Over the years he has also been convicted of 30 offences for breaching his obligations as a bankrupt person.
He has legally changed his name several times.
Born David Lawrence Monk, he has legally changed his name three times, to David Lawrence Marsters, Michael Aguilera and most recently Lawrence Alexander David Branson-Marsters.
In June 2001, the Inland Revenue Department launched an investigation into his affairs.
But shortly after his initial interview, he jetted off to the United States.
Three years later he was deported back to New Zealand after an investigation by US officials into false statements he had made to them.

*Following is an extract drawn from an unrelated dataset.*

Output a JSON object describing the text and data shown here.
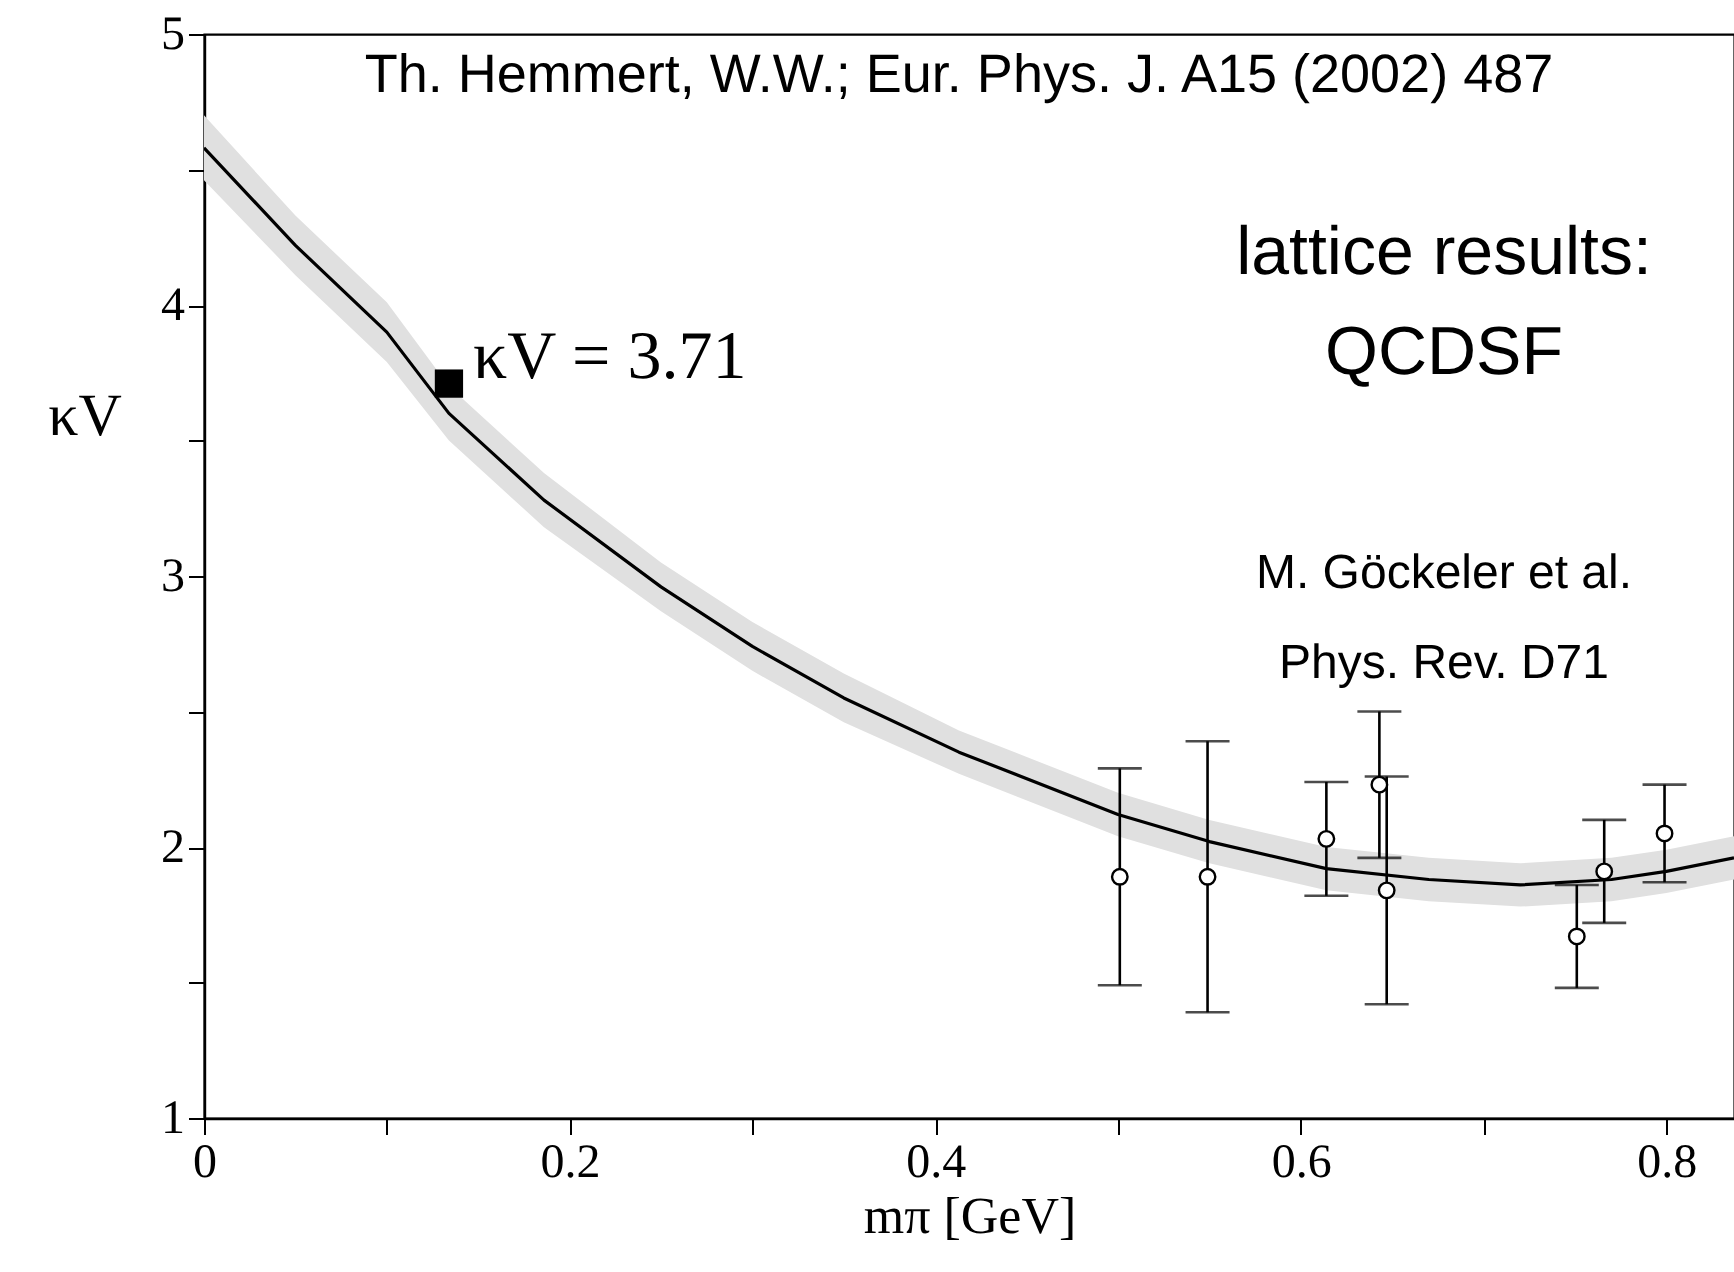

Preparations for extradition proceedings were under way when he was deported.
On April 8, 2005, he pleaded guilty to 48 counts of using a document with intent to defraud relating to filing fraudulent GST returns.
His GST fraud netted hundreds of thousands of dollars of ill-gotten gains.
Following a prison term for those crimes he was back before the courts a few years later, receiving a sentence of community detention for obtaining by deception and dishonestly using a document.
As a result, he was slapped with an automatic five-year ban from directing a company.
Then in 2015 he was convicted and sentenced for a spate of dishonesty offences over three years.
His crimes included roping a neighbour into directing a company in which he had convinced the neighbour to invest, violating his ban, as well as a charge of causing loss by deception.
For these frauds he was convicted and sentenced to five years imprisonment, receiving a further five-year Companies Act ban.
In considering this year the accused man’s latest ban from being a company director, Justice Venning said the court can make an order longer than 10 years, or permanent, only in the most serious of cases.
Branson-Marsters’ ban will lapse when he is 75 or by further order of the court.
MBIE integrity and enforcement manager Vanessa Cook said his 15-year prohibition is the second longest handed down by the High Court to date.
Only three people have now been prohibited for longer than 10 years under Section 383 of the Companies Act.
The others are David Blake (aka David Colin Hughey and David Morgan-Blake) and Lance Jack Ryan (aka Michael Darren Gibbs and Lance Jared Thomson).
Blake was prohibited for 12 years from April 3, 2019. Ryan was prohibited on the same day and was permanently banned.